Glaucoma Maligno (Bloqueio Ciliar): Diagnóstico e Conduta

CBO Teórica 2 - Prova de Especialidades da Oftalmologia — Prova 2012

Enunciado

Um paciente é submetido à cirurgia combinada de glaucoma (trabeculectomia) e catarata (facoemulsificação com implante de lente intraocular). No primeiro pós-operatório o paciente apresenta pressão intraocular de 53 mmHg, com câmara anterior muito rasa, mas sem toque da lente na córnea. Qual é o diagnóstico mais provável e conduta?

Alternativas

  1. A) Vazamento de humor aquoso pela ferida cirúrgica (indicado pela câmara anterior rasa), o qual deve ser tratado por nova sutura da ferida cirúrgica, sob anestesia tópica
  2. B) Quadro de hiperfiltração (indicado pela câmara anterior rasa), que deve ser tratado com sutura de contenção sobre a ampola filtrante
  3. C) Descolamento seroso de coroide, que deve ser tratado pela drenagem de coroide e preenchimento da câmara anterior com viscoelástico
  4. D) Bloqueio ciliar (mau direcionamento do humor aquoso), cujo tratamento inclui atropina tópica, hiperosmótico endovenoso e capsulotomia, mais hialoidectomia anterior com Yag-laser

Pérola Clínica

PIO ↑↑ + Câmara rasa + Pós-op imediato glaucoma/catarata = Bloqueio Ciliar (Glaucoma Maligno).

Resumo-Chave

O bloqueio ciliar ocorre pelo desvio do aquoso para o vítreo, empurrando o cristalino/LIO para frente; o tratamento exige cicloplegia, hiperosmóticos e quebra da hialoide.

Contexto Educacional

O bloqueio ciliar, ou glaucoma maligno, é uma complicação temida e desafiadora. Diferencia-se da hiperfiltração e do Seidel pela PIO elevada (53 mmHg no caso). O mecanismo envolve uma alteração na permeabilidade da hialoide anterior, represando o aquoso no vítreo.

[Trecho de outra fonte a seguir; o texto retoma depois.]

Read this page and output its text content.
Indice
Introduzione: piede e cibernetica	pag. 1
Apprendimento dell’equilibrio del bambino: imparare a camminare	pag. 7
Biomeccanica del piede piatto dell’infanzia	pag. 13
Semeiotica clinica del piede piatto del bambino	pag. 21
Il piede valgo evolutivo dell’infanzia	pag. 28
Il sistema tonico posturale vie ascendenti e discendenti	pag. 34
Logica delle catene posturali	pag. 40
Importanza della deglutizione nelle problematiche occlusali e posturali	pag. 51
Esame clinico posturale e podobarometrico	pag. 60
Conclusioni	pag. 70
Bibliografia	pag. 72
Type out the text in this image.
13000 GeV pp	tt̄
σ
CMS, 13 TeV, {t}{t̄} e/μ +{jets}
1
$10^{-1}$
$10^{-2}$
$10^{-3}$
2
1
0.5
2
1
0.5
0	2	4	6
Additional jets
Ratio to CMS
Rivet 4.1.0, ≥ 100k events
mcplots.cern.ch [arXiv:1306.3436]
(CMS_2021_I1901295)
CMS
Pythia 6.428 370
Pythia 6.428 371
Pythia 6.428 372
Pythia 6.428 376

O tratamento medicamentoso inicial inclui atropina 1%, supressores do aquoso e agentes hiperosmóticos (Manitol) para reduzir o volume vítreo. Se falhar, procedimentos a laser ou vitrectomia via pars plana são necessários.

Perguntas Frequentes

Qual a tríade diagnóstica do bloqueio ciliar?

A tríade clássica consiste em: 1) Pressão intraocular (PIO) elevada; 2) Câmara anterior uniformemente rasa ou colabada; 3) Ausência de descolamento de coroide ou hemorragia expulsiva ao exame clínico ou ultrassonográfico. Ocorre tipicamente após cirurgias intraoculares em olhos predispostos (ângulo estreito).

Por que usar atropina no glaucoma maligno?

A atropina é um cicloplégico forte que causa o relaxamento do músculo ciliar. Isso promove o deslocamento posterior do cristalino (ou da lente intraocular) e do corpo ciliar, ajudando a aprofundar a câmara anterior e a romper o ciclo de mau direcionamento do humor aquoso para o segmento posterior.

Qual o papel do YAG laser no tratamento?

O YAG laser é utilizado para realizar a capsulotomia posterior e a hialoidectomia anterior. O objetivo é criar uma comunicação direta entre o vítreo e a câmara anterior, permitindo que o humor aquoso retido no vítreo flua de volta para o segmento anterior, normalizando a dinâmica de fluidos e a PIO.